上記の表は、インタビューで挙げられたポジティブな側面の例です。「チームのエンゲージメント(一体感、コミットメント、協力)」「良好なコミュニケーション」「新しいメンバーの加入」「メンバーの貢献への認識・称賛」「感謝の表明」「心理的安全性の高い環境」などが含まれています。これらは、効果的なチームワークに不可欠な要素であり、ソーシャル負債が発生しにくい健全なチーム状態を示していると言えます。

ポジティブな要素がチームと負債予防にもたらす好影響

では、なぜポジティブな側面に焦点を当てることが、ソーシャル負債の予防につながるのでしょうか?

ポジティブな側面によるソーシャル負債予防の概念図 ポジティブな側面によるソーシャル負債予防の概念図

ポジティブな側面とソーシャル負債の関連性(チームワーク要因経由) ポジティブな側面とソーシャル負債の関連性(チームワーク要因経由)

これらの図は、そのメカニズムを示唆しています。レトロスペクティブでポジティブな側面を共有・強調 (Highlight of Positive Aspects) することは、メンバーのポジティブな感情 (Positive Emotions) を生み出し、望ましい行動への正の強化 (Positive Reinforcement) となります。これが、効果的なチームワークのための重要な要素 (Critical Factors for Teamwork Effectiveness)(例:良好なコミュニケーション、協力、心理的安全性など)を育むことにつながります。そして、これらの要素が充実しているチームは、ソーシャル負債が発生する原因を減らし (associates)、結果としてソーシャル負債の発生を回避 (avoids) しやすくなる、という考え方です。つまり、チームの良い点を認識し、称賛し合う文化を育むことが、間接的にチームを問題から守る防波堤となるのです。

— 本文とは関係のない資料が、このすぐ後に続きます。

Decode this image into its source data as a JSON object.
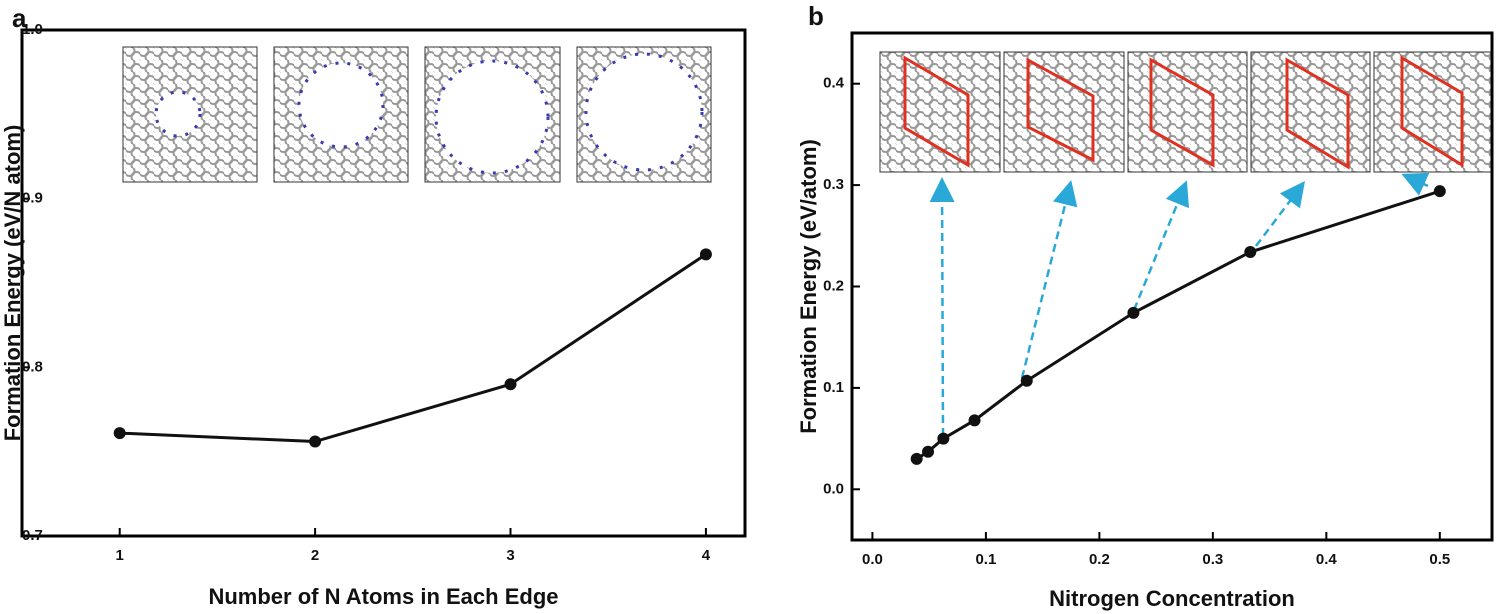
{
  "chart_data": [
    {
      "type": "line",
      "panel_label": "a",
      "x_label": "Number of N Atoms in Each Edge",
      "y_label": "Formation Energy (eV/N atom)",
      "x": [
        1,
        2,
        3,
        4
      ],
      "series": [
        {
          "color": "#111111",
          "values": [
            0.761,
            0.756,
            0.79,
            0.867
          ]
        }
      ],
      "xlim": [
        0.5,
        4.2
      ],
      "xticks": [
        1,
        2,
        3,
        4
      ],
      "ylim": [
        0.7,
        1.0
      ],
      "yticks": [
        0.7,
        0.8,
        0.9,
        {
          "value": 1.0,
          "label": "1.0"
        }
      ]
    },
    {
      "type": "line",
      "panel_label": "b",
      "x_label": "Nitrogen Concentration",
      "y_label": "Formation Energy (eV/atom)",
      "x": [
        0.039,
        0.049,
        0.0625,
        0.09,
        0.136,
        0.23,
        0.333,
        0.5
      ],
      "series": [
        {
          "color": "#111111",
          "values": [
            0.03,
            0.037,
            0.05,
            0.068,
            0.107,
            0.174,
            0.234,
            0.294
          ]
        }
      ],
      "xlim": [
        -0.018,
        0.546
      ],
      "xticks": [
        {
          "value": 0,
          "label": "0.0"
        },
        0.1,
        0.2,
        0.3,
        0.4,
        0.5
      ],
      "ylim": [
        -0.05,
        0.45
      ],
      "yticks": [
        {
          "value": 0,
          "label": "0.0"
        },
        0.1,
        0.2,
        0.3,
        0.4
      ]
    }
  ]
}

まとめ:レトロスペクティブを活性化し、健全なチームを作るために

本記事では、研究論文に基づき、アジャイル開発におけるレトロスペクティブが、チーム内に潜む問題パターン「ソーシャル負債」の特定、改善(リファクタリング)、モニタリング、そして予防において果たす役割について解説しました。

重要なポイント:

  • 特定: レトロスペクティブは、ソーシャル負債が引き起こす具体的な悪影響を手がかりに、その根本原因を特定する貴重な機会です。特に、チームや組織の連携、コミュニケーションに関する問題が議論されやすい傾向があります。
  • 改善: 特定された負債に対し、チーム再編、メンタリング、コミュニケーション計画の定義といった改善策が議論されます。しかし、個人要因や外部要因が絡むと、具体的なアクションに至らないケースもあります。
  • モニタリング: 定義された改善策の効果を継続的に確認することが重要ですが、実際にはフォローアップが不十分なチームも少なくありません。アクションの責任者を明確にし、定期的に進捗を確認する仕組みが必要です。
  • 予防: 問題点だけでなく、チームの「良かった点」やポジティブな側面に光を当てることで、メンバーのモチベーションを高め、良好なチームワークを育むことができます。これが、ソーシャル負債が発生しにくい健全な土壌を作ることにつながります。

レトロスペクティブを単なる形式的なイベントに終わらせず、チームの課題と向き合い、継続的な改善を促すためのエンジンとするためには、これらの点を意識することが重要です。ソーシャル負債の兆候に気づき、チーム全体でオープンに話し合い、具体的なアクションにつなげ、その効果を粘り強く追いかける。そして、時にはチームの成功や良い点を認め合い、称賛し合う。こうした地道な取り組みを通じて、あなたのチームはより強く、健全に成長していくことができるでしょう。